Forget channels for a second. A modern GTM engine has three jobs. Get the right people to notice. Convert the ones who notice into qualified opportunities. Bring back the ones who didn't buy the first time until they do. That's distribution, conversion, lifecycle. Three layers. Every channel sits inside one of them.
Distribution is everything that creates attention. Organic social, paid ads, SEO, AI search citations, podcasts, partnerships, PR. The job of this layer is volume of qualified eyeballs. The metric is reach into your ideal customer profile, not total reach. 1M views from the wrong audience is worth less than 100,000 views from the right one.
Conversion is the website, the landing pages, the offer, the proof, the call to action. The job is to turn the visit into a next step. The metric is qualified leads or sales per 1,000 visitors. At Ignis we measure this every Monday. A conversion rate jump from 1.2% to 2.4% on the same traffic doubles the business.

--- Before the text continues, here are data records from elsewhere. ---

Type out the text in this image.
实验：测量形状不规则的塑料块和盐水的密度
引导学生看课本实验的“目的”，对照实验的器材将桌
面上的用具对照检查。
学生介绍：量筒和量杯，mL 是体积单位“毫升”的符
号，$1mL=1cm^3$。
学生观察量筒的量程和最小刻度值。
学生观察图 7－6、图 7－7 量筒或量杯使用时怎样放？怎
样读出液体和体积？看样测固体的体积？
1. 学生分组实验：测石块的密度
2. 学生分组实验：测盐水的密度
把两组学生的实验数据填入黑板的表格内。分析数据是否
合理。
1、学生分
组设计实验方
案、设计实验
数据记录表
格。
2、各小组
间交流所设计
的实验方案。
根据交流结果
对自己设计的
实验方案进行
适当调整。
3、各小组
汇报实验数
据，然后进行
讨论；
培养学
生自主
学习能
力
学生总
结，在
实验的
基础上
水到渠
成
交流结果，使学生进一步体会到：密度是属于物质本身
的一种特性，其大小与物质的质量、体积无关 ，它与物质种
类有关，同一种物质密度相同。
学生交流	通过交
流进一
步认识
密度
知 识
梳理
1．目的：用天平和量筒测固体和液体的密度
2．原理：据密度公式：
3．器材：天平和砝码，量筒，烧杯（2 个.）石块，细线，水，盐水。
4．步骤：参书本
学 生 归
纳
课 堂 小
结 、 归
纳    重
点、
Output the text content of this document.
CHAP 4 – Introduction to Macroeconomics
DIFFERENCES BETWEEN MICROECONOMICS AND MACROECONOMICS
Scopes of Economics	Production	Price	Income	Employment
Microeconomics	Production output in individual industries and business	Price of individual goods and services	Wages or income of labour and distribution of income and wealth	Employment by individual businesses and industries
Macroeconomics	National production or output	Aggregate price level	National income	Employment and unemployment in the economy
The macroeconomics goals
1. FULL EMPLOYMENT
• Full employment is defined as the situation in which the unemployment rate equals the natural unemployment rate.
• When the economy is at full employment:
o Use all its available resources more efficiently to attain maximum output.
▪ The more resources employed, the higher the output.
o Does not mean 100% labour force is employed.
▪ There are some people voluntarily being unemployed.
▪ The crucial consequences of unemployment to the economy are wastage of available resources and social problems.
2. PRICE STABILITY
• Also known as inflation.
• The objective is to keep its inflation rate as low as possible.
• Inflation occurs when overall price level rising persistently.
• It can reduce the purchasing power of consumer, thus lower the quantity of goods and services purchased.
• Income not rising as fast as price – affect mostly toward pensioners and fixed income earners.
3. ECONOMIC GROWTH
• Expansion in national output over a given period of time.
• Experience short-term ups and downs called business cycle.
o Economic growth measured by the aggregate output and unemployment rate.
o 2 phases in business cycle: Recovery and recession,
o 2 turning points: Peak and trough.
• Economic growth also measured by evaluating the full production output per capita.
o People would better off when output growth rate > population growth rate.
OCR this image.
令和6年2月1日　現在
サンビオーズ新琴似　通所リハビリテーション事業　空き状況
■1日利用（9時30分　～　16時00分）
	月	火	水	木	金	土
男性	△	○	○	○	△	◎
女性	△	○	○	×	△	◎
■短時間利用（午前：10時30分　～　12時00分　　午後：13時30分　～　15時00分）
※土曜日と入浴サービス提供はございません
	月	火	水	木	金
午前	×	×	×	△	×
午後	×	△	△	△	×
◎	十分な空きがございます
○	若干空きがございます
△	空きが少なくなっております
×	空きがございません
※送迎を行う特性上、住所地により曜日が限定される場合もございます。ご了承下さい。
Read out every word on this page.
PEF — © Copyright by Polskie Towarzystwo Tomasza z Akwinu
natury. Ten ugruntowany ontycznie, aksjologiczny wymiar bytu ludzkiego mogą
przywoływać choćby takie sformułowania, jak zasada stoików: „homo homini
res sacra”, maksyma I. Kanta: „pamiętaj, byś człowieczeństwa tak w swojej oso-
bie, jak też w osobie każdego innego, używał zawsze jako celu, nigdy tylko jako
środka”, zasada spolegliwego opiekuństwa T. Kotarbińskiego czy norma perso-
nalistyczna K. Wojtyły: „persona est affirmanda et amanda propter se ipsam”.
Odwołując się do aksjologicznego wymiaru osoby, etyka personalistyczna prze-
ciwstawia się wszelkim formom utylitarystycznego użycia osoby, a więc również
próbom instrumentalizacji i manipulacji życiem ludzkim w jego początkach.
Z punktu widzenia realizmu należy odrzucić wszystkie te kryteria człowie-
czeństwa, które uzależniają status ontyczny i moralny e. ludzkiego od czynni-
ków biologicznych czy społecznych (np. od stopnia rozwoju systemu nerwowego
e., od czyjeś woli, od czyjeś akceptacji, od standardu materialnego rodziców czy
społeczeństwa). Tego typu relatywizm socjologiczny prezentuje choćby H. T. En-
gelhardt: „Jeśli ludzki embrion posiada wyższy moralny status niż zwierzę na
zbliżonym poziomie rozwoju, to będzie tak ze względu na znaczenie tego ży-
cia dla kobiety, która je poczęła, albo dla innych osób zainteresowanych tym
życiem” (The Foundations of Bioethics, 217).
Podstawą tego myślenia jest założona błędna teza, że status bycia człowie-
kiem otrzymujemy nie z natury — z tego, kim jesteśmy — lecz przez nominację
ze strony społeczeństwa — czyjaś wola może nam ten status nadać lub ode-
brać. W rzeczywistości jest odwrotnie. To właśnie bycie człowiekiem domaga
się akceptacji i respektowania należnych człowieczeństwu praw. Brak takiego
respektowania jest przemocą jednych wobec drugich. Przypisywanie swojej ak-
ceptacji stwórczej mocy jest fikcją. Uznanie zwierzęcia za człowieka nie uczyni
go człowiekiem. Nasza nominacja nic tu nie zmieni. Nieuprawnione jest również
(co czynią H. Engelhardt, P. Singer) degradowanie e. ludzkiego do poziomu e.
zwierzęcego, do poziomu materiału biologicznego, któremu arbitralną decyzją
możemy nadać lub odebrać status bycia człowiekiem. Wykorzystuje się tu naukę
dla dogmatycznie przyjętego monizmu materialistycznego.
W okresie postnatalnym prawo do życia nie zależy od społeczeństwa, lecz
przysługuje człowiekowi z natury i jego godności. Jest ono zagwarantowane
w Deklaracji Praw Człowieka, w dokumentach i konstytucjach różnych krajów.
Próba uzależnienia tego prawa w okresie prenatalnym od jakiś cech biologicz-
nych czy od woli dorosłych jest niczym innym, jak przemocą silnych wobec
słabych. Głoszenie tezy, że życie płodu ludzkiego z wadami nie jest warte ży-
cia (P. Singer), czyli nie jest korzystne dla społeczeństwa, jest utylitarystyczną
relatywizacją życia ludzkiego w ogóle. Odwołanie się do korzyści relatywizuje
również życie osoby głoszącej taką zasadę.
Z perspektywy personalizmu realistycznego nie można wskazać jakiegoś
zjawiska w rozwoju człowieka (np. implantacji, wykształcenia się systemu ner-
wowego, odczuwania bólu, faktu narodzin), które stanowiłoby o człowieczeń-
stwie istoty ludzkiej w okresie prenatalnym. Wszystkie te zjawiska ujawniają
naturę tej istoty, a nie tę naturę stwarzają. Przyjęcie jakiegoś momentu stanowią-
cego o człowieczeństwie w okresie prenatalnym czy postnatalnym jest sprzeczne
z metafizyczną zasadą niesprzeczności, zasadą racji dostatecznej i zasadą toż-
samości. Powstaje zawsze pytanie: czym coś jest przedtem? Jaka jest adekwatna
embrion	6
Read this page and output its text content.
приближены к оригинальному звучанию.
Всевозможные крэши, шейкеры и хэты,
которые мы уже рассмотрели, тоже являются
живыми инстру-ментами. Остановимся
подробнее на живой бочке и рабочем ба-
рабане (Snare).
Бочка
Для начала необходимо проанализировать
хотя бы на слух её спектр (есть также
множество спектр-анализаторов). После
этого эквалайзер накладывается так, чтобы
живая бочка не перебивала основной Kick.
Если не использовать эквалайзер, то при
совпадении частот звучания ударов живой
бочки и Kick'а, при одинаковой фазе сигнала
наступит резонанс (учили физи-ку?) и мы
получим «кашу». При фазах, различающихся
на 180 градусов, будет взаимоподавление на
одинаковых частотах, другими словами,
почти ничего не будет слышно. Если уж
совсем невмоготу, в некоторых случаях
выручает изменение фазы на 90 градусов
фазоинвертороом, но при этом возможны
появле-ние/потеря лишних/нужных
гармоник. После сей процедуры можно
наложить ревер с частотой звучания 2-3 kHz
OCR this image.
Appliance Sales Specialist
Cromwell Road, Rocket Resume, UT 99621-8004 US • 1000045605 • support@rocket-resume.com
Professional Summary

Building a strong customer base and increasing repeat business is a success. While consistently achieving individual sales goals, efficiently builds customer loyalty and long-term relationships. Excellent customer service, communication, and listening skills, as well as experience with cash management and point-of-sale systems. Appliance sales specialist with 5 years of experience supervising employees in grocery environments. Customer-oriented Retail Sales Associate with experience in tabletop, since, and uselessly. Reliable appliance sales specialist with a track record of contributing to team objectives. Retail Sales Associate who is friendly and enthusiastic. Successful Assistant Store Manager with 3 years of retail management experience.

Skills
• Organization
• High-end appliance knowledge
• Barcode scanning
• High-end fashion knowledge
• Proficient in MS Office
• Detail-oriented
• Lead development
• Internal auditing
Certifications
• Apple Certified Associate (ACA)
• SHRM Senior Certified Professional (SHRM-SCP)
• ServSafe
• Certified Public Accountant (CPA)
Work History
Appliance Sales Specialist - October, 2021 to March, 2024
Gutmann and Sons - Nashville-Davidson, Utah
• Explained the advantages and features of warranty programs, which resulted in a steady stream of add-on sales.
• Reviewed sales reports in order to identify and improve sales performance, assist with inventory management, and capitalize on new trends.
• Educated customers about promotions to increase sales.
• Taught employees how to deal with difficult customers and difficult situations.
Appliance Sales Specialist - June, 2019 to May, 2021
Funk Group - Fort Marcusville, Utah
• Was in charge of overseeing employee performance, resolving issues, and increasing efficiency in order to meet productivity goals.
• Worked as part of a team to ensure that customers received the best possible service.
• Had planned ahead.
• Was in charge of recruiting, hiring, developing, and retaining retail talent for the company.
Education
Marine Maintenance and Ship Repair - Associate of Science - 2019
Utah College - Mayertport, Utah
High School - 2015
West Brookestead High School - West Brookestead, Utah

Lifecycle is what happens after the visit. Email sequences, SMS reminders, retargeting ads, personal follow-up from sales. The job is to bring back the 95% who didn't buy on the first visit. The metric is revenue per lead acquired. This is where most operators leak the most money. They spend $200 to acquire a lead and then never send them another touchpoint.
The mistake is thinking these are separate teams or separate budgets. They aren't. A great hook in distribution dies if the website it points at is ugly. A great website dies if no one ever lands on it. A great lifecycle sequence dies if the leads coming in were never qualified. The three layers are one machine. Fix the weakest layer first, then the next weakest. Do not optimise the strongest layer. That is the most common mistake we see.